There were no security interests recorded against the company and liquidators were still investigating whether there were creditors.
The coffee
Salt n Pepper operated a café, restaurant and bar and sold fresh fruits and vegetables in Hanmer Springs.
The business was generating good sales revenue, however, the Covid -19 crash affected its peak sales period in April and May, according to the liquidators report.
It went into liquidation on April 22. Salt n Pepper received $ 92,755 in salary subsidies for 14 employees.
The company had considerable debt to the tax department, the bank and suppliers, according to the liquidators’ report.
“Even after the close is over, the business will not be able to recover financially due to a lack of sufficient working capital.”
Almost $ 80,000 is owed to unsecured creditors, nearly $ 130,000 to secured creditors, and $ 8,000 to preferred creditors.
The builder
Future Foundations NZ provided construction and management services for domestic projects in the Canterbury region. It went into liquidation on April 27.

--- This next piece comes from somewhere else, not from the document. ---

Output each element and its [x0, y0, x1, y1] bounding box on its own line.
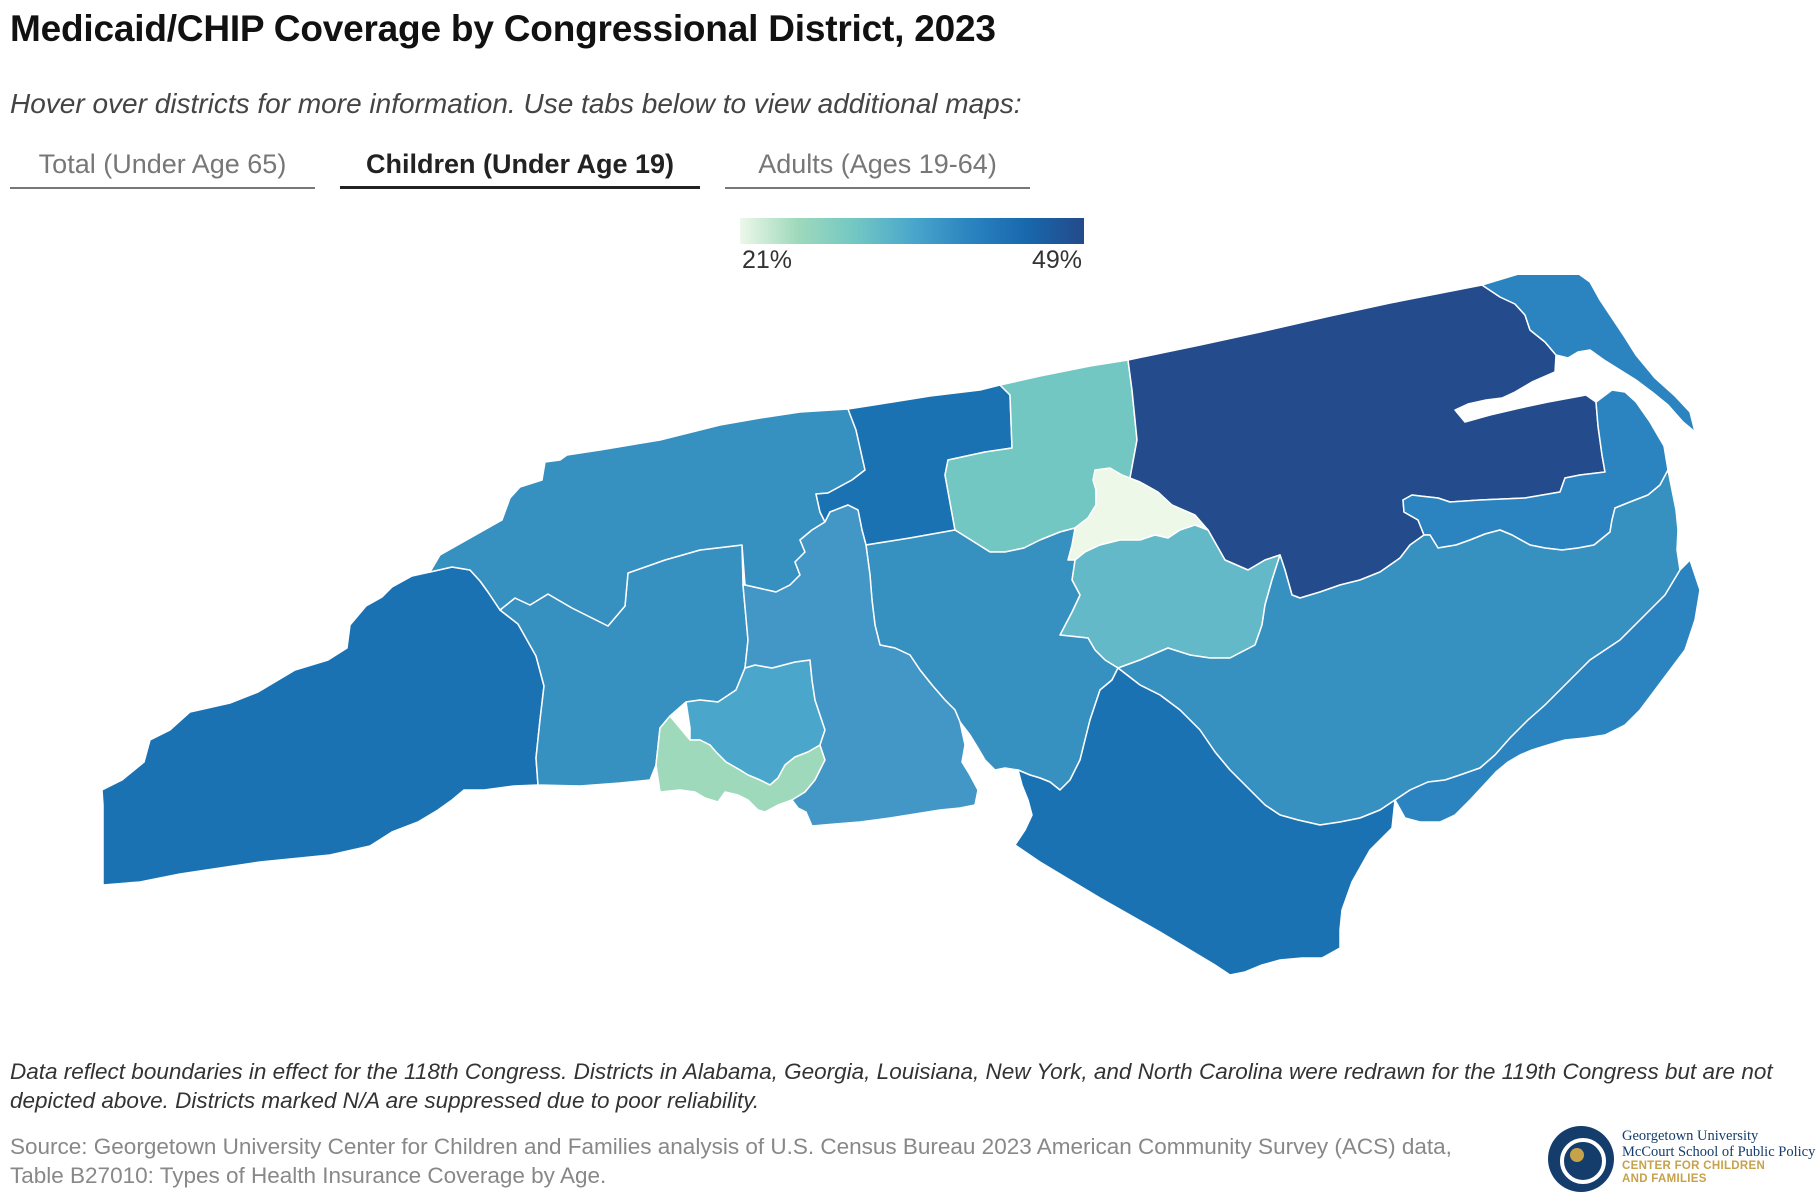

The liquidators report said initial investigations indicated the projects had been priced too low, resulting in a major loss for the company.
“The Covid-19 blockade put more pressure on the cash flow and resulted in the shareholder deciding to liquidate the company.”
Future foundations owed an estimated $ 400,000 to unsecured creditors and preferred creditors to $ 20,000.
The company received $ 21,088 in salary subsidies for three employees.
The public relations consultant
Auckland’s public relations company The Social Experience had been operating since 2016 and went into liquidation on April 29.
A liquidators report said the company’s failure was due to the impact of the Covid-19 pandemic and associated Level 3 and the Level 4 crash.
“This has resulted in forward revenue streams being decimated, resulting in insufficient cash flow to meet existing liabilities.”
He owed almost $ 38,000 to creditors, according to the report.